Escrevendo para This Day, Funke Aboyade reagiu [en] assim:
Did you think you could, as you had done for eight years in your fiefdom in Zamfara imposing your peculiar brand of the Shari'a on your impoverished citizenry, transport same to the national arena without sanction? Well, here's some news for you, Senator: you've breached a law, a law you swore to uphold. And you will be sanctioned in accordance with that law.
Sokari escreveu [en]:
Women Empowerment and Legal Aid [WELA] is demanding that the Federal Government arrest and prosecute Yerima for trafficking but not for forced marriage and rape. Why – because Yerima married the young girl under Sharia law and the age of consent in Northern Nigeria remains 13. This is so typical on all levels. No one has the guts to come out name the man and his crimes and challenge a law, religious or otherwise, which violates the rights of children as agreed by all international and African human rights legislation.
Um país com duas religiões e três grupos étnicos principais, e mais de 500 línguas nativas, a Nigéria se apresenta como um estudo de caso interessante em multiculturalismo. Mas, da mesma forma como em outras sociedades híbridas, integrar culturas diferentes sob um código legal único é frequentemente uma tarefa difícil.
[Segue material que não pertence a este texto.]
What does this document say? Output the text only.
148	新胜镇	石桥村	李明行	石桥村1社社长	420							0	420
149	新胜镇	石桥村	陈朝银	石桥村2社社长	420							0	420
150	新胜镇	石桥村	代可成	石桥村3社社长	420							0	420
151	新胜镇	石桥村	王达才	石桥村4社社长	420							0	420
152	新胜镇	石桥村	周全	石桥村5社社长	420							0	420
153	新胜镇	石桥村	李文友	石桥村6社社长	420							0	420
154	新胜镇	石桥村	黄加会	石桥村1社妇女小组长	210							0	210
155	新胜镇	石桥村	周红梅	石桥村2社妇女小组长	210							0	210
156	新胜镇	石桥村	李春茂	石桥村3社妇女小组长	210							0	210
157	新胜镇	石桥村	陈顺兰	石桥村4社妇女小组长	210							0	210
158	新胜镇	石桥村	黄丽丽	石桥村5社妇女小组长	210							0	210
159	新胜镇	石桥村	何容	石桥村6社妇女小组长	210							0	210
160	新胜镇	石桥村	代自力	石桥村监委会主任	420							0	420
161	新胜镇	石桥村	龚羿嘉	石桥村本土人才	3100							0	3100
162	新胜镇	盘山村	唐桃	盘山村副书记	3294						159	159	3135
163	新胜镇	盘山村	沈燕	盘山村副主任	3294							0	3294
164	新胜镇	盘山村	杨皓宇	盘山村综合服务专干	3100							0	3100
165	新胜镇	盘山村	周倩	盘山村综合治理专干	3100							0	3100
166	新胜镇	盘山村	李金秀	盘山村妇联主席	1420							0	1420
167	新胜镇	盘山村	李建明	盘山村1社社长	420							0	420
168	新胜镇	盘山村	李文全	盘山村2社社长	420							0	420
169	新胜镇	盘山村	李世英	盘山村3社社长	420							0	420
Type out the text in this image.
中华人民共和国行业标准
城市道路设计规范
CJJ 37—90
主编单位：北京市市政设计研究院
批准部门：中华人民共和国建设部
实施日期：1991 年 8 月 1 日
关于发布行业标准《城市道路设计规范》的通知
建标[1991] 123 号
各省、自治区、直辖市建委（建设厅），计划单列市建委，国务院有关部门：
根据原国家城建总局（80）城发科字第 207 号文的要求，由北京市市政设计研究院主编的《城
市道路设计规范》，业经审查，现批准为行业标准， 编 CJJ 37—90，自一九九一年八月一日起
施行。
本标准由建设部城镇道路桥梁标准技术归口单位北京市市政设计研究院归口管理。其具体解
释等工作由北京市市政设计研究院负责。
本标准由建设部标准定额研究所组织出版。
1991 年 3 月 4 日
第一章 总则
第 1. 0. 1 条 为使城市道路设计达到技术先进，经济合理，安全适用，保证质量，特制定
Nove dos 36 estados da Nigéria, incluindo o próprio Zamfara, estado do senador, seguem a lei Sharia que coloca os 13 anos como a idade de consentimento. Mas em Abuja, onde o casamento ocorreu, 13 está bem abaixo da idade de consentimento. Para aumentar ainda mais a confusão está o fato de que o Governo Federal ratificou a Convenção Internacional sobre os Direitos da Criança assim como outros tratados de proteção à criança que aparentemente se sobrepõem às leis estaduais e colocam a idade de consentimento em 18 anos. É neste contexto que Yerima fez uso do Islã para justificar a legalidade do casamento. Falando para a BBC [en], ele disse:
I consider God's law and that of His prophet above any other law. I will not respect any law that contradicts that and whoever wants to sanction me for that is free.
Funke Aboyade deu uma resposta [en] cáustica:
Really? Why then, Senator, are you in the Senate? Did you or did you not swear to uphold the Constitution of the Federal Republic of Nigeria?
Sokari concluiu [en]:
The two issues are the rights of children and secondly the fact that at this moment there are two Nigeria’s – the northern Sharia states and the rest of the country and the former is increasingly removing itself from the Federal structure and picking and choosing which Federal and international laws it will uphold and those it will ignore.
Desde que a notícia saiu, uma investigação [en] foi lançada pelo Senado. Mas Boma Tai-Osagbemi mostrou-se crítico [en]:
Nothing will ever come out of the ‘investigation'…. I suspect this man will still be untouched and unscathed!”
Se a investigação produzirá quaisquer resultados é [algo que] está para ser visto. Qualquer que seja o resultado, o incidente coloca um precedente importante e, pelo menos, reacende o debate sobre federalismo na Nigéria.